Children

When Children Say No – Is Your Child Talking Back?

There will come a day when you walk in your toddlers room and notice the mess; ask them to help put their toys away in a sweet and encouraging voice and be met with the resonate tone, furrowed brow and pouty lips that suddenly, almost violently say ‘NO!’ It is as inevitable as it is that your little bundle of sunshine and joy will grow up. When children say no, especially for the first time; it can be a difficult pill to swallow and one that chokes and gags you as you digest it. The pressing question then becomes what should I do now?

Initially, it is always best to stand your ground. Tell them that they will in fact clean their room and they will do it right now. If you let them get away with it, laugh because you find it cute or become a raving lunatic in their presence you will no doubt be encouraging more of the No thing. Chances are you will hear it fairly vehemently for the remainder of your parenting life so handling it properly early on is pretty important.

There are other ways to think about the whole no thing as well. When children say no, more than likely you are asking them a question in which they feel yes and no are both appropriate answers. For instance, do you want to eat dinner; do you want to take a bath; do you want to go to bed; do you want to brush your teeth; do you want Mommy to clean your ears; do you want to go shopping with me. The list is endless. The important thing to notice is that most of these questions are pretty open ended and are much like someone asking you; do you want to clean the toilet; do you want to go to work; do you want to pay the electric bill. No, No and NO! So before you freak out, you may just want to take some time and tack to rephrase your questions and deliver things in more of an instructional manual sort of tone.

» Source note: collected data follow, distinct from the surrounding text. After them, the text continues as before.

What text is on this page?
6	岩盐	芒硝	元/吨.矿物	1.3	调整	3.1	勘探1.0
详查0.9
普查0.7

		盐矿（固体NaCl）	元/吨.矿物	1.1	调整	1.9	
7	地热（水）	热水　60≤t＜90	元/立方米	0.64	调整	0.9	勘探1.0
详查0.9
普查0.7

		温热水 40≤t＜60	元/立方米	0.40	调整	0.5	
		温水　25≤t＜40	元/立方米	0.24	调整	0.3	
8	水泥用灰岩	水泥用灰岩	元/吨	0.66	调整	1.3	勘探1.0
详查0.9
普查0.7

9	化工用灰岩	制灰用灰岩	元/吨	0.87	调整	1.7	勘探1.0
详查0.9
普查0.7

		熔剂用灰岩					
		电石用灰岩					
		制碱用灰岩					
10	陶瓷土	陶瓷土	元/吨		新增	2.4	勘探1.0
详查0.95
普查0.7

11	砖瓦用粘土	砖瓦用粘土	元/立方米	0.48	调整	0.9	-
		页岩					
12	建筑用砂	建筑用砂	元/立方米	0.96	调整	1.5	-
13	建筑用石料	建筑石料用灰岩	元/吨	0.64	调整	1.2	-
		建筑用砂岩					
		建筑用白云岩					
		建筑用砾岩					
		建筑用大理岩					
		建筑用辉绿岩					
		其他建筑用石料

Offering choices is also a good way to solve a no problem. Do you want to clean your room or help with laundry? Do you want to take a bath or brush your teeth first? If no good option exists and you really need them to make the right choice, offer questions like Do you want to eat dinner now or do you want to go to bed a half hour early?

There are a great many parents who have bought into the schools of thought that very young children, school age children and even teenagers should always be encouraged to use their own minds and make them up for themselves. These same parents blame their children’s behavioral issues on them simply partaking in their personal rights to express themselves. Let’s be clear. These are children who never learned or were forced to adhere to the word no because their parents were overly concerned about their child’s feelings. They grow up to become entitled and worthless, unable to accept the responsibilities of life because they have been taught that if they say NO, they won’t have to do something. How well will this work with their math teacher or future boss? Few of those people will care if they hurt their feelings.

So what should you do aside from taking it lightly and rephrasing your questions or demands when children say no? You should realize that until a child reaches school age they are very easily distracted and swayed from their first reaction. When you ask them to clean their room or set the table, or put the gum in the check out aisle down and they react with the dreaded NO; simply redirect them. No in many situations is not a viable option and parents should make that clear very early on. Certainly, some things in life are negotiable- but saying flat out, stubborn NO to mom and dad is not one of those things. A few decades ago kids (probably like you) pretty much did what they were told and moved on with life. They didn’t always like it, but they also had a certain level of respect for elders and authority as well as a very clear cut set of boundaries. They might have tried it once; but not twice. There are ways to ensure that your modern children also understand that there are strict limits and that in the scope of the day no is not something they should be telling adults. Come up with discipline that seems suitable to their disrespect and their level of NO and enforce it. Kids train easier than dogs and they will get the hang of it pretty quick without much effort or harshness on your part.

If you are already in the midst of a no problem in your home take heart because all hope is not lost. Around the age of 2, saying no is a promising sign of developmental progress. It means they are becoming thinking people who have opinions and feelings about everything. Every once in a while it is okay to allow them one ‘no.’ You might want to give them at least one get out of jail free card to help them feel like they are being listened to and respected by you. But be reasonable. Otherwise they will take over and quickly realize that by getting angry and saying no; mom will do anything to get them to quiet and calm down. If they stamp their feet and dig in like a mule; act unaffected by the behavior and reiterate your instructions plainly (without trying to reason with them) until they do what they are told. There will probably be a stand off and a lot of screaming and whining ‘but you must win’. When children say no and you act in control of things, they begin to see that mom and dad mean business; they will use NO much less or at least with much less vigor.

Few children do everything they are told to do, when they are told to do it and how they are told to do it. They might say no, flat out ignore you, tell you that you will do it later, throw a fit and act like a maniac or just scream, yell, cry and holler. Develop thick skin to this kind of behavior and stand your ground. As long as you are not constantly requesting things of your child and bestowing unreasonable and non- age appropriate expectations delivered in a hateful way then quite honestly; your children should be taught and learn to listen to you. The earlier the better.